The principle behind the policy is simple. Crime victims are in their unfortunate situation through no fault of their own. By not naming them in our news coverage, they have a chance to maintain at least some degree of privacy.
With news, however, nothing is ever simple. At least not always. The public’s right to know is a guiding principle for any news organization, and there are times when it trumps all others.
We found ourselves in an awkward situation last week that certainly tested our policy concerning the use of crime victims’ names. It happened in the case of the 12-year-old girl who went missing. Understandably alarmed at her disappearance, the girl’s parents contacted police, who issued an area-wide alert. Local media, including the Tribune-Star, were soon enlisted to help get the word out to the public in hopes the girl could be located. Her name and photograph were used and displayed in print, in online news reports and on television.
More than a day went by with the girl’s name and photos saturating the local news. The Thursday newspaper displayed her picture at the top of page 1, and her full name appeared four times on the page.

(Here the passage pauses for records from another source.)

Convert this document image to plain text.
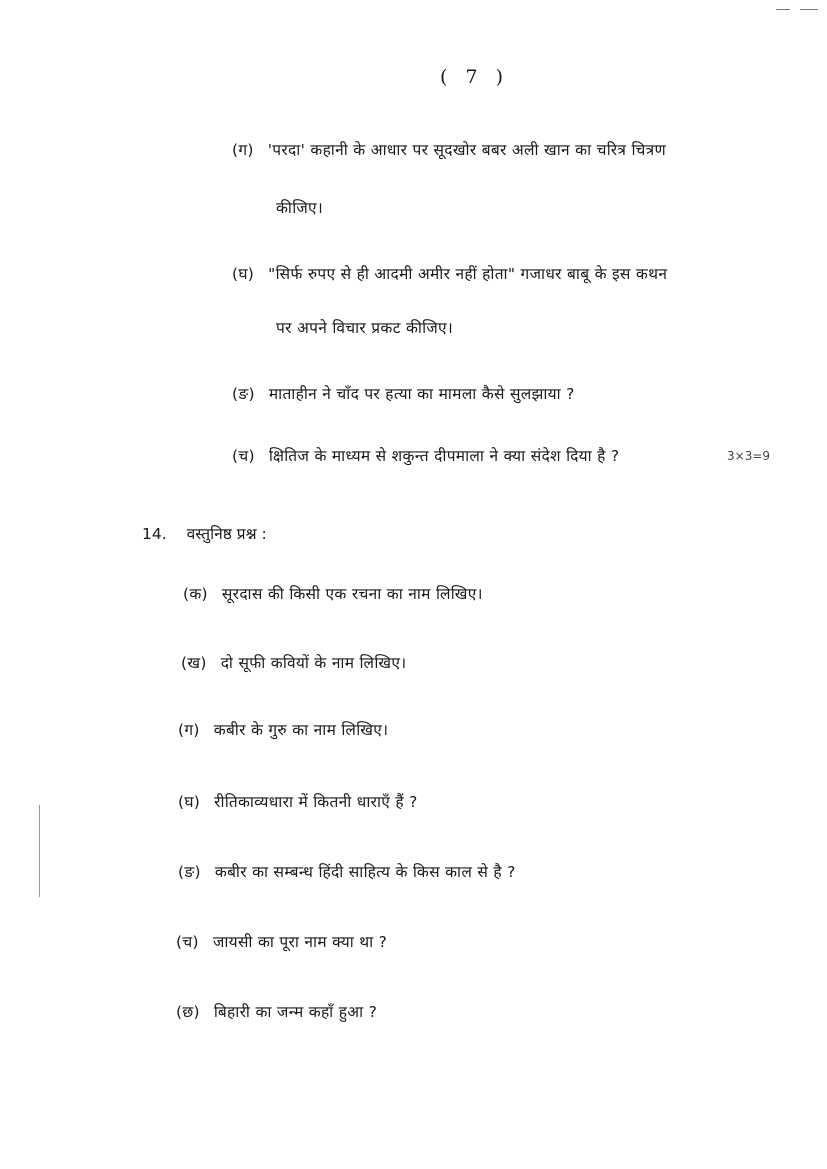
( 7 )
(ग) 'परदा' कहानी के आधार पर सूदखोर बबर अली खान का चरित्र चित्रण
कीजिए।
(घ) "सिर्फ रुपए से ही आदमी अमीर नहीं होता" गजाधर बाबू के इस कथन
पर अपने विचार प्रकट कीजिए।
(ङ) माताहीन ने चाँद पर हत्या का मामला कैसे सुलझाया ?
(च) क्षितिज के माध्यम से शकुन्त दीपमाला ने क्या संदेश दिया है ?	3×3=9
14. वस्तुनिष्ठ प्रश्न :
(क) सूरदास की किसी एक रचना का नाम लिखिए।
(ख) दो सूफी कवियों के नाम लिखिए।
(ग) कबीर के गुरु का नाम लिखिए।
(घ) रीतिकाव्यधारा में कितनी धाराएँ हैं ?
(ङ) कबीर का सम्बन्ध हिंदी साहित्य के किस काल से है ?
(च) जायसी का पूरा नाम क्या था ?
(छ) बिहारी का जन्म कहाँ हुआ ?
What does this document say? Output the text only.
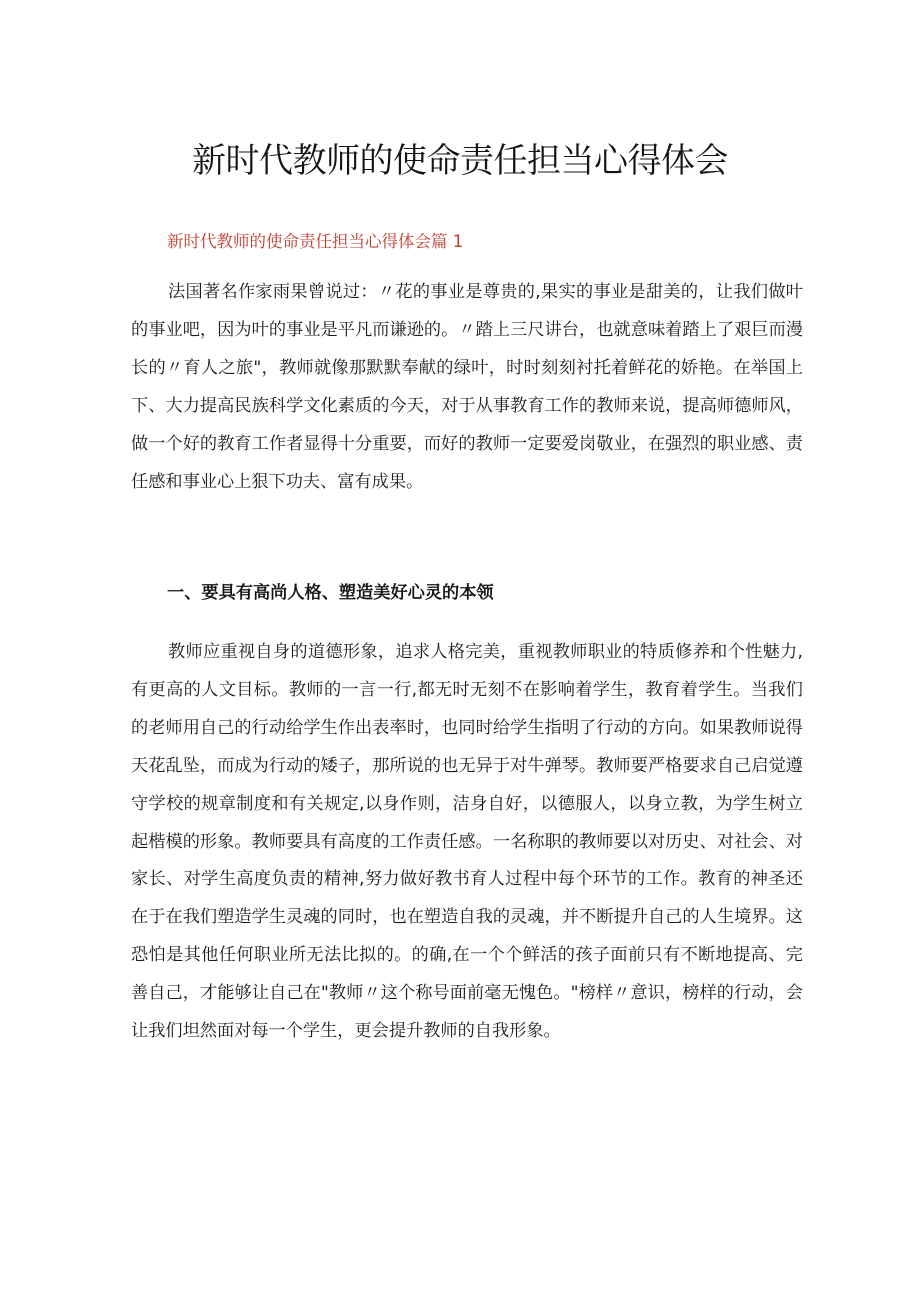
新时代教师的使命责任担当心得体会

新时代教师的使命责任担当心得体会篇 1

法国著名作家雨果曾说过：〃花的事业是尊贵的,果实的事业是甜美的，让我们做叶的事业吧，因为叶的事业是平凡而谦逊的。〃踏上三尺讲台，也就意味着踏上了艰巨而漫长的〃育人之旅"，教师就像那默默奉献的绿叶，时时刻刻衬托着鲜花的娇艳。在举国上下、大力提高民族科学文化素质的今天，对于从事教育工作的教师来说，提高师德师风，做一个好的教育工作者显得十分重要，而好的教师一定要爱岗敬业，在强烈的职业感、责任感和事业心上狠下功夫、富有成果。

一、要具有高尚人格、塑造美好心灵的本领

教师应重视自身的道德形象，追求人格完美，重视教师职业的特质修养和个性魅力,有更高的人文目标。教师的一言一行,都无时无刻不在影响着学生，教育着学生。当我们的老师用自己的行动给学生作出表率时，也同时给学生指明了行动的方向。如果教师说得天花乱坠，而成为行动的矮子，那所说的也无异于对牛弹琴。教师要严格要求自己启觉遵守学校的规章制度和有关规定,以身作则，洁身自好，以德服人，以身立教，为学生树立起楷模的形象。教师要具有高度的工作责任感。一名称职的教师要以对历史、对社会、对家长、对学生高度负责的精神,努力做好教书育人过程中每个环节的工作。教育的神圣还在于在我们塑造学生灵魂的同时，也在塑造自我的灵魂，并不断提升自己的人生境界。这恐怕是其他任何职业所无法比拟的。的确,在一个个鲜活的孩子面前只有不断地提高、完善自己，才能够让自己在"教师〃这个称号面前毫无愧色。"榜样〃意识，榜样的行动，会让我们坦然面对每一个学生，更会提升教师的自我形象。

By early afternoon Thursday, the case changed rapidly. The girl was located, and investigators soon announced that they believed she was a victim of sexual abuse by two of the men with whom she was found. By day’s end, the two men, one 18 and the other 24, were in police custody under allegations of child molesting.
When the news story shifted from that of a missing person to an alleged sex crime involving a pre-teen girl, our approach to the story changed as well. But we had to ask ourselves, did it make sense to no longer use the girl’s name when it had been used so prominently the previous two days? After all, people following the story already knew the girl’s name and had seen her face repeatedly in photos. Were we really accomplishing anything by suddenly not using her name or showing her face?
The questions were provocative. And reasonable people can reach different conclusions (as was the case inside our newsroom). Ultimately, our decision was to immediately treat the case, and those involved, for what it was — an alleged crime.
We cannot take back previous pictures or references to the girl’s name. Nor can we control how other news organizations decide to handle the matter going forward. But we can at least cease using her name and photo in the future. I don’t know if it will help the girl and her family regain any sense of privacy. It just seems like the right thing to do.
As always, I am interested in your feedback and opinions.